Darilaut – Konferensi internasional yang berlangsung di Antigua dan Barbuda menyepakati rencana aksi baru untuk membangun ketahanan pulau-pulau kecil dalam mengatasi tantangan paling mendesak di dunia dan mencapai Tujuan Pembangunan Berkelanjutan.
Delegasi Organisasi Meteorologi Dunia (WMO) berpartisipasi dalam Konferensi Internasional Keempat Negara-Negara Berkembang Pulau Kecil – Small Island Developing States (SIDS) untuk mempromosikan perlunya mempercepat kemajuan inisiatif Peringatan Dini untuk Semua.
Hal ini guna memastikan bahwa setiap orang di Bumi dilindungi oleh sistem peringatan dini yang menyelamatkan nyawa, termasuk komunitas rentan di seluruh dunia di Negara-Negara Berkembang Pulau Kecil.
Bencana tanah longsor yang menghancurkan di Papua Nugini, yang menyebabkan ratusan orang dikhawatirkan tewas, sekali lagi menyoroti perlunya peringatan dini. Hujan deras berperan dalam tragedi tersebut.
Konferensi berlangsung menjelang musim badai yang diperkirakan akan sangat aktif. Hanya satu badai yang melanda dapat merusak pembangunan sosio-ekonomi SIDS selama bertahun-tahun.
“SIDS menghadapi banyak tantangan yang diperburuk oleh perubahan iklim. Luas daratannya yang terbatas, ekosistemnya yang rapuh, dan basis sumber dayanya yang sempit menjadikan mereka sangat rentan terhadap dampak peristiwa cuaca ekstrem, naiknya permukaan air laut, dan perubahan pola curah hujan,” kata Wakil Sekretaris Jenderal WMO Ko Barrett.
Barrett mengatakan ancaman-ancaman ini tidak hanya membahayakan nyawa, tetapi juga membahayakan keberadaan negara-negara ini, mengganggu perekonomian dan menggusur Masyarakat.
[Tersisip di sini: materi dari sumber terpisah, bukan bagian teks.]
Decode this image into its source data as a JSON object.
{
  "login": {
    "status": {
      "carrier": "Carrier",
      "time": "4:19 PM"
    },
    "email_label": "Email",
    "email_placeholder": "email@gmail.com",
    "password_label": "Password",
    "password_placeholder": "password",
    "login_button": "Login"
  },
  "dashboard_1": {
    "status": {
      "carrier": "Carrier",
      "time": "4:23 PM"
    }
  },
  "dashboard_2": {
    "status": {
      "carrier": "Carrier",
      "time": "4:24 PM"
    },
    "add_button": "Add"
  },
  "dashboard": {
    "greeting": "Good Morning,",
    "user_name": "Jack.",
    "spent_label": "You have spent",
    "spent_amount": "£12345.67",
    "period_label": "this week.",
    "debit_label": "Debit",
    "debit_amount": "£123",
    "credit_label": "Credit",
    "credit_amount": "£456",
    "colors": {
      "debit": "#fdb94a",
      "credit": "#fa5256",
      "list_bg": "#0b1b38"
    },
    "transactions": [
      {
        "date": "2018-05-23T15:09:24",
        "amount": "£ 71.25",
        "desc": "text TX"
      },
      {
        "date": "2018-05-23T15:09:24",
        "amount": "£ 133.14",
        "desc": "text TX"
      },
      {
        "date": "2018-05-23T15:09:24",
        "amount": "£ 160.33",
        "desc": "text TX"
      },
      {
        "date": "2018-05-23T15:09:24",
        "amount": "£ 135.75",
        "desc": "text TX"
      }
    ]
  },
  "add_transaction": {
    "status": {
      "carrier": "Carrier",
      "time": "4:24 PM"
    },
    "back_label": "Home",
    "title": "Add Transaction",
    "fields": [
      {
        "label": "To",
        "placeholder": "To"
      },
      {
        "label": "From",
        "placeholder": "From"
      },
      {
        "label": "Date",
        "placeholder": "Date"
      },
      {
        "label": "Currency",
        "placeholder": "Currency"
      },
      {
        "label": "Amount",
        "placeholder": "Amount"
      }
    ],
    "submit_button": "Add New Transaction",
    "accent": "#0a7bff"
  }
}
“Sistem peringatan dini berfungsi sebagai penyelamat SIDS, memberikan informasi yang tepat waktu dan akurat kepada pemerintah, masyarakat, dan pemangku kepentingan lainnya,” ujarnya.
Menurut Barrett sistem ini memainkan peran penting dalam menyelamatkan nyawa dan memitigasi dampak sosial-ekonomi bencana dengan memfasilitasi langkah-langkah proaktif seperti rencana evakuasi, alokasi sumber daya, dan penguatan infrastruktur.
Meskipun sangat penting, sistem peringatan dini masih belum tersedia secara luas, dan hanya sepertiga SIDS yang melaporkan keberadaan sistem tersebut di negara mereka.
Kesenjangan ini menggarisbawahi kebutuhan mendesak akan tindakan bersama untuk menjembatani kesenjangan dalam infrastruktur dan layanan peringatan dini.
Tiga puluh negara telah diidentifikasi untuk melakukan tindakan prioritas berdasarkan Peringatan Dini untuk Semua – dan hal ini akan diperluas. Dua belas di antaranya adalah Negara Berkembang Pulau Kecil: Antigua dan Barbuda, Barbados, Komoro, Fiji, Guyana, Haiti, Kiribati, Maladewa, Mauritius, Samoa, Kepulauan Solomon, dan Tonga.
Peringatan Dini Untuk Semua peluncuran telah terjadi di tujuh dari 12 negara: Maladewa, Mauritius, Barbados, Antigua dan Barbuda, Fiji, Komoro, dan Haiti.
Negara-negara berkembang kepulauan kecil adalah rumah bagi sekitar 65 juta orang. Banyak SIDS yang masih belum pulih dari guncangan ganda akibat krisis keuangan global dan pandemi COVID-19, serta berjuang melawan percepatan perubahan iklim.